Perhaps she had never been Fantasia Moore either, then. Perhaps her entire life had been a construct of the virus, of this legacy they were mere puppets to. If so, it would have been something of a relief; she didn't feel as though she had ever taken good use of her life, regardless of what others had said. (She had been useless, useless, useless. Booted out, digitized, infected, beaten, controlled.) And now it was her turn to consume everything, for the world was hers to assimilate now. The vision had been more than that: it had been a premonition of what she could and would do once she realized her true self.

But...was this it, then? Was it to be a constant hunger for something? No, there had to be something beyond even that. The world was not merely a goblet of information to be drained dry.

She stretched the confines of her being from the mass once. Twice. Tore away when she felt she had wiggled away. Being alone was frightening in so far as her form was tight and confined, compact to remind herself that she could be separated without being alone. Perhaps she could acquire a different body.

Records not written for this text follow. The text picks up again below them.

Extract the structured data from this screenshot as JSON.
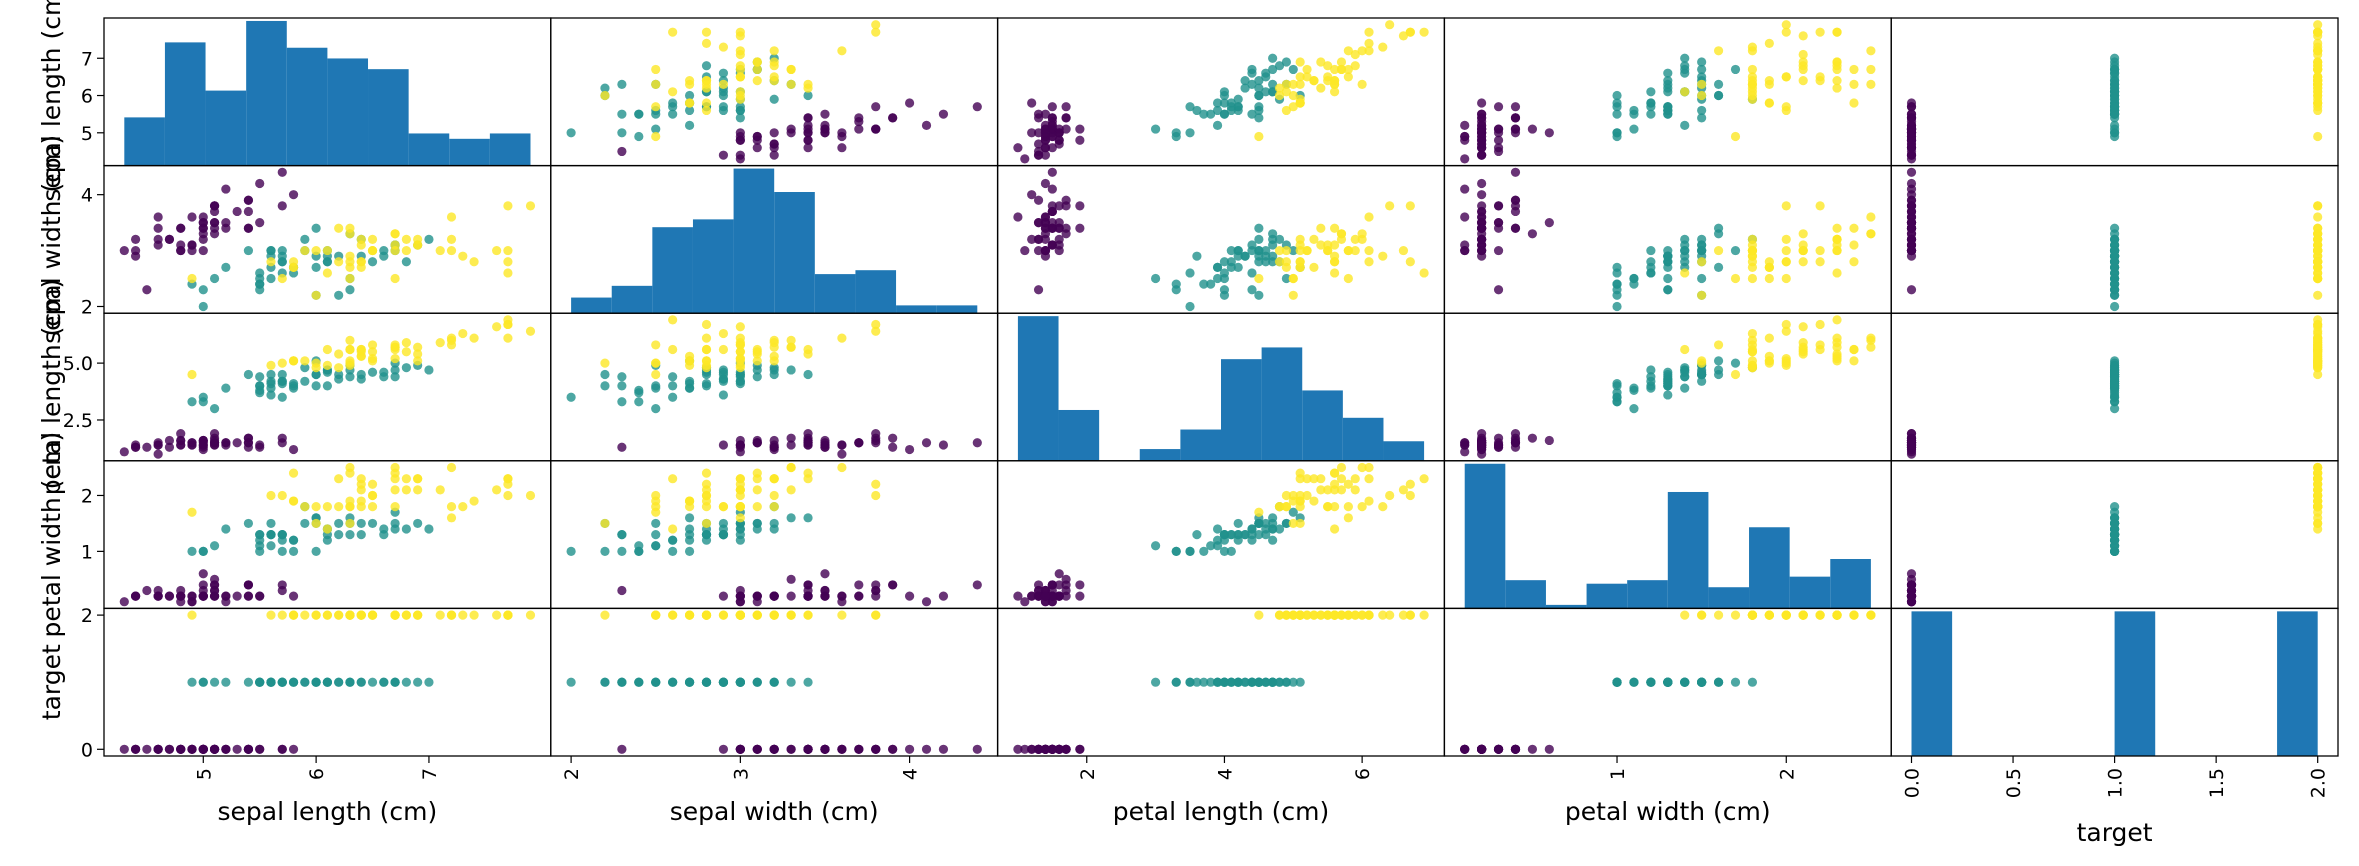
{
  "chart_data": {
    "type": "scatter",
    "kind": "scatter_matrix",
    "title": "",
    "variables": [
      "sepal length (cm)",
      "sepal width (cm)",
      "petal length (cm)",
      "petal width (cm)",
      "target"
    ],
    "diagonal": "histogram",
    "hist_bins": 10,
    "grid": false,
    "color_by": "target",
    "colormap": "viridis",
    "class_colors": [
      "#440154",
      "#21918c",
      "#fde725"
    ],
    "hist_color": "#1f77b4",
    "axis_ranges": [
      [
        4.3,
        7.9
      ],
      [
        2.0,
        4.4
      ],
      [
        1.0,
        6.9
      ],
      [
        0.1,
        2.5
      ],
      [
        0.0,
        2.0
      ]
    ],
    "yticks": {
      "sepal length (cm)": [
        "5",
        "6",
        "7"
      ],
      "sepal width (cm)": [
        "2",
        "4"
      ],
      "petal length (cm)": [
        "2.5",
        "5.0"
      ],
      "petal width (cm)": [
        "1",
        "2"
      ],
      "target": [
        "0",
        "2"
      ]
    },
    "xticks": {
      "sepal length (cm)": [
        "5",
        "6",
        "7"
      ],
      "sepal width (cm)": [
        "2",
        "3",
        "4"
      ],
      "petal length (cm)": [
        "2",
        "4",
        "6"
      ],
      "petal width (cm)": [
        "1",
        "2"
      ],
      "target": [
        "0.0",
        "0.5",
        "1.0",
        "1.5",
        "2.0"
      ]
    },
    "data": {
      "columns": [
        "sepal length (cm)",
        "sepal width (cm)",
        "petal length (cm)",
        "petal width (cm)",
        "target"
      ],
      "rows": [
        [
          5.1,
          3.5,
          1.4,
          0.2,
          0
        ],
        [
          4.9,
          3.0,
          1.4,
          0.2,
          0
        ],
        [
          4.7,
          3.2,
          1.3,
          0.2,
          0
        ],
        [
          4.6,
          3.1,
          1.5,
          0.2,
          0
        ],
        [
          5.0,
          3.6,
          1.4,
          0.2,
          0
        ],
        [
          5.4,
          3.9,
          1.7,
          0.4,
          0
        ],
        [
          4.6,
          3.4,
          1.4,
          0.3,
          0
        ],
        [
          5.0,
          3.4,
          1.5,
          0.2,
          0
        ],
        [
          4.4,
          2.9,
          1.4,
          0.2,
          0
        ],
        [
          4.9,
          3.1,
          1.5,
          0.1,
          0
        ],
        [
          5.4,
          3.7,
          1.5,
          0.2,
          0
        ],
        [
          4.8,
          3.4,
          1.6,
          0.2,
          0
        ],
        [
          4.8,
          3.0,
          1.4,
          0.1,
          0
        ],
        [
          4.3,
          3.0,
          1.1,
          0.1,
          0
        ],
        [
          5.8,
          4.0,
          1.2,
          0.2,
          0
        ],
        [
          5.7,
          4.4,
          1.5,
          0.4,
          0
        ],
        [
          5.4,
          3.9,
          1.3,
          0.4,
          0
        ],
        [
          5.1,
          3.5,
          1.4,
          0.3,
          0
        ],
        [
          5.7,
          3.8,
          1.7,
          0.3,
          0
        ],
        [
          5.1,
          3.8,
          1.5,
          0.3,
          0
        ],
        [
          5.4,
          3.4,
          1.7,
          0.2,
          0
        ],
        [
          5.1,
          3.7,
          1.5,
          0.4,
          0
        ],
        [
          4.6,
          3.6,
          1.0,
          0.2,
          0
        ],
        [
          5.1,
          3.3,
          1.7,
          0.5,
          0
        ],
        [
          4.8,
          3.4,
          1.9,
          0.2,
          0
        ],
        [
          5.0,
          3.0,
          1.6,
          0.2,
          0
        ],
        [
          5.0,
          3.4,
          1.6,
          0.4,
          0
        ],
        [
          5.2,
          3.5,
          1.5,
          0.2,
          0
        ],
        [
          5.2,
          3.4,
          1.4,
          0.2,
          0
        ],
        [
          4.7,
          3.2,
          1.6,
          0.2,
          0
        ],
        [
          4.8,
          3.1,
          1.6,
          0.2,
          0
        ],
        [
          5.4,
          3.4,
          1.5,
          0.4,
          0
        ],
        [
          5.2,
          4.1,
          1.5,
          0.1,
          0
        ],
        [
          5.5,
          4.2,
          1.4,
          0.2,
          0
        ],
        [
          4.9,
          3.1,
          1.5,
          0.2,
          0
        ],
        [
          5.0,
          3.2,
          1.2,
          0.2,
          0
        ],
        [
          5.5,
          3.5,
          1.3,
          0.2,
          0
        ],
        [
          4.9,
          3.6,
          1.4,
          0.1,
          0
        ],
        [
          4.4,
          3.0,
          1.3,
          0.2,
          0
        ],
        [
          5.1,
          3.4,
          1.5,
          0.2,
          0
        ],
        [
          5.0,
          3.5,
          1.3,
          0.3,
          0
        ],
        [
          4.5,
          2.3,
          1.3,
          0.3,
          0
        ],
        [
          4.4,
          3.2,
          1.3,
          0.2,
          0
        ],
        [
          5.0,
          3.5,
          1.6,
          0.6,
          0
        ],
        [
          5.1,
          3.8,
          1.9,
          0.4,
          0
        ],
        [
          4.8,
          3.0,
          1.4,
          0.3,
          0
        ],
        [
          5.1,
          3.8,
          1.6,
          0.2,
          0
        ],
        [
          4.6,
          3.2,
          1.4,
          0.2,
          0
        ],
        [
          5.3,
          3.7,
          1.5,
          0.2,
          0
        ],
        [
          5.0,
          3.3,
          1.4,
          0.2,
          0
        ],
        [
          7.0,
          3.2,
          4.7,
          1.4,
          1
        ],
        [
          6.4,
          3.2,
          4.5,
          1.5,
          1
        ],
        [
          6.9,
          3.1,
          4.9,
          1.5,
          1
        ],
        [
          5.5,
          2.3,
          4.0,
          1.3,
          1
        ],
        [
          6.5,
          2.8,
          4.6,
          1.5,
          1
        ],
        [
          5.7,
          2.8,
          4.5,
          1.3,
          1
        ],
        [
          6.3,
          3.3,
          4.7,
          1.6,
          1
        ],
        [
          4.9,
          2.4,
          3.3,
          1.0,
          1
        ],
        [
          6.6,
          2.9,
          4.6,
          1.3,
          1
        ],
        [
          5.2,
          2.7,
          3.9,
          1.4,
          1
        ],
        [
          5.0,
          2.0,
          3.5,
          1.0,
          1
        ],
        [
          5.9,
          3.0,
          4.2,
          1.5,
          1
        ],
        [
          6.0,
          2.2,
          4.0,
          1.0,
          1
        ],
        [
          6.1,
          2.9,
          4.7,
          1.4,
          1
        ],
        [
          5.6,
          2.9,
          3.6,
          1.3,
          1
        ],
        [
          6.7,
          3.1,
          4.4,
          1.4,
          1
        ],
        [
          5.6,
          3.0,
          4.5,
          1.5,
          1
        ],
        [
          5.8,
          2.7,
          4.1,
          1.0,
          1
        ],
        [
          6.2,
          2.2,
          4.5,
          1.5,
          1
        ],
        [
          5.6,
          2.5,
          3.9,
          1.1,
          1
        ],
        [
          5.9,
          3.2,
          4.8,
          1.8,
          1
        ],
        [
          6.1,
          2.8,
          4.0,
          1.3,
          1
        ],
        [
          6.3,
          2.5,
          4.9,
          1.5,
          1
        ],
        [
          6.1,
          2.8,
          4.7,
          1.2,
          1
        ],
        [
          6.4,
          2.9,
          4.3,
          1.3,
          1
        ],
        [
          6.6,
          3.0,
          4.4,
          1.4,
          1
        ],
        [
          6.8,
          2.8,
          4.8,
          1.4,
          1
        ],
        [
          6.7,
          3.0,
          5.0,
          1.7,
          1
        ],
        [
          6.0,
          2.9,
          4.5,
          1.5,
          1
        ],
        [
          5.7,
          2.6,
          3.5,
          1.0,
          1
        ],
        [
          5.5,
          2.4,
          3.8,
          1.1,
          1
        ],
        [
          5.5,
          2.4,
          3.7,
          1.0,
          1
        ],
        [
          5.8,
          2.7,
          3.9,
          1.2,
          1
        ],
        [
          6.0,
          2.7,
          5.1,
          1.6,
          1
        ],
        [
          5.4,
          3.0,
          4.5,
          1.5,
          1
        ],
        [
          6.0,
          3.4,
          4.5,
          1.6,
          1
        ],
        [
          6.7,
          3.1,
          4.7,
          1.5,
          1
        ],
        [
          6.3,
          2.3,
          4.4,
          1.3,
          1
        ],
        [
          5.6,
          3.0,
          4.1,
          1.3,
          1
        ],
        [
          5.5,
          2.5,
          4.0,
          1.3,
          1
        ],
        [
          5.5,
          2.6,
          4.4,
          1.2,
          1
        ],
        [
          6.1,
          3.0,
          4.6,
          1.4,
          1
        ],
        [
          5.8,
          2.6,
          4.0,
          1.2,
          1
        ],
        [
          5.0,
          2.3,
          3.3,
          1.0,
          1
        ],
        [
          5.6,
          2.7,
          4.2,
          1.3,
          1
        ],
        [
          5.7,
          3.0,
          4.2,
          1.2,
          1
        ],
        [
          5.7,
          2.9,
          4.2,
          1.3,
          1
        ],
        [
          6.2,
          2.9,
          4.3,
          1.3,
          1
        ],
        [
          5.1,
          2.5,
          3.0,
          1.1,
          1
        ],
        [
          5.7,
          2.8,
          4.1,
          1.3,
          1
        ],
        [
          6.3,
          3.3,
          6.0,
          2.5,
          2
        ],
        [
          5.8,
          2.7,
          5.1,
          1.9,
          2
        ],
        [
          7.1,
          3.0,
          5.9,
          2.1,
          2
        ],
        [
          6.3,
          2.9,
          5.6,
          1.8,
          2
        ],
        [
          6.5,
          3.0,
          5.8,
          2.2,
          2
        ],
        [
          7.6,
          3.0,
          6.6,
          2.1,
          2
        ],
        [
          4.9,
          2.5,
          4.5,
          1.7,
          2
        ],
        [
          7.3,
          2.9,
          6.3,
          1.8,
          2
        ],
        [
          6.7,
          2.5,
          5.8,
          1.8,
          2
        ],
        [
          7.2,
          3.6,
          6.1,
          2.5,
          2
        ],
        [
          6.5,
          3.2,
          5.1,
          2.0,
          2
        ],
        [
          6.4,
          2.7,
          5.3,
          1.9,
          2
        ],
        [
          6.8,
          3.0,
          5.5,
          2.1,
          2
        ],
        [
          5.7,
          2.5,
          5.0,
          2.0,
          2
        ],
        [
          5.8,
          2.8,
          5.1,
          2.4,
          2
        ],
        [
          6.4,
          3.2,
          5.3,
          2.3,
          2
        ],
        [
          6.5,
          3.0,
          5.5,
          1.8,
          2
        ],
        [
          7.7,
          3.8,
          6.7,
          2.2,
          2
        ],
        [
          7.7,
          2.6,
          6.9,
          2.3,
          2
        ],
        [
          6.0,
          2.2,
          5.0,
          1.5,
          2
        ],
        [
          6.9,
          3.2,
          5.7,
          2.3,
          2
        ],
        [
          5.6,
          2.8,
          4.9,
          2.0,
          2
        ],
        [
          7.7,
          2.8,
          6.7,
          2.0,
          2
        ],
        [
          6.3,
          2.7,
          4.9,
          1.8,
          2
        ],
        [
          6.7,
          3.3,
          5.7,
          2.1,
          2
        ],
        [
          7.2,
          3.2,
          6.0,
          1.8,
          2
        ],
        [
          6.2,
          2.8,
          4.8,
          1.8,
          2
        ],
        [
          6.1,
          3.0,
          4.9,
          1.8,
          2
        ],
        [
          6.4,
          2.8,
          5.6,
          2.1,
          2
        ],
        [
          7.2,
          3.0,
          5.8,
          1.6,
          2
        ],
        [
          7.4,
          2.8,
          6.1,
          1.9,
          2
        ],
        [
          7.9,
          3.8,
          6.4,
          2.0,
          2
        ],
        [
          6.4,
          2.8,
          5.6,
          2.2,
          2
        ],
        [
          6.3,
          2.8,
          5.1,
          1.5,
          2
        ],
        [
          6.1,
          2.6,
          5.6,
          1.4,
          2
        ],
        [
          7.7,
          3.0,
          6.1,
          2.3,
          2
        ],
        [
          6.3,
          3.4,
          5.6,
          2.4,
          2
        ],
        [
          6.4,
          3.1,
          5.5,
          1.8,
          2
        ],
        [
          6.0,
          3.0,
          4.8,
          1.8,
          2
        ],
        [
          6.9,
          3.1,
          5.4,
          2.1,
          2
        ],
        [
          6.7,
          3.1,
          5.6,
          2.4,
          2
        ],
        [
          6.9,
          3.1,
          5.1,
          2.3,
          2
        ],
        [
          5.8,
          2.7,
          5.1,
          1.9,
          2
        ],
        [
          6.8,
          3.2,
          5.9,
          2.3,
          2
        ],
        [
          6.7,
          3.3,
          5.7,
          2.5,
          2
        ],
        [
          6.7,
          3.0,
          5.2,
          2.3,
          2
        ],
        [
          6.3,
          2.5,
          5.0,
          1.9,
          2
        ],
        [
          6.5,
          3.0,
          5.2,
          2.0,
          2
        ],
        [
          6.2,
          3.4,
          5.4,
          2.3,
          2
        ],
        [
          5.9,
          3.0,
          5.1,
          1.8,
          2
        ]
      ]
    }
  }
}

But the one she found she remembered. Long, stern faced, strange green hair...The coat gave her shudders from the memory (so so many images, now all things she could process with relative ease thankfully). But despite the attitude, he had saved her while she had been unconscious. And so carefully she plucked the lanky beanstalk of a man up and carried him away until it strained her to move any further. In the darkness lied allies--she would have to trust that they knew what to do with him.

Perhaps in this, she might be a little less useless than before.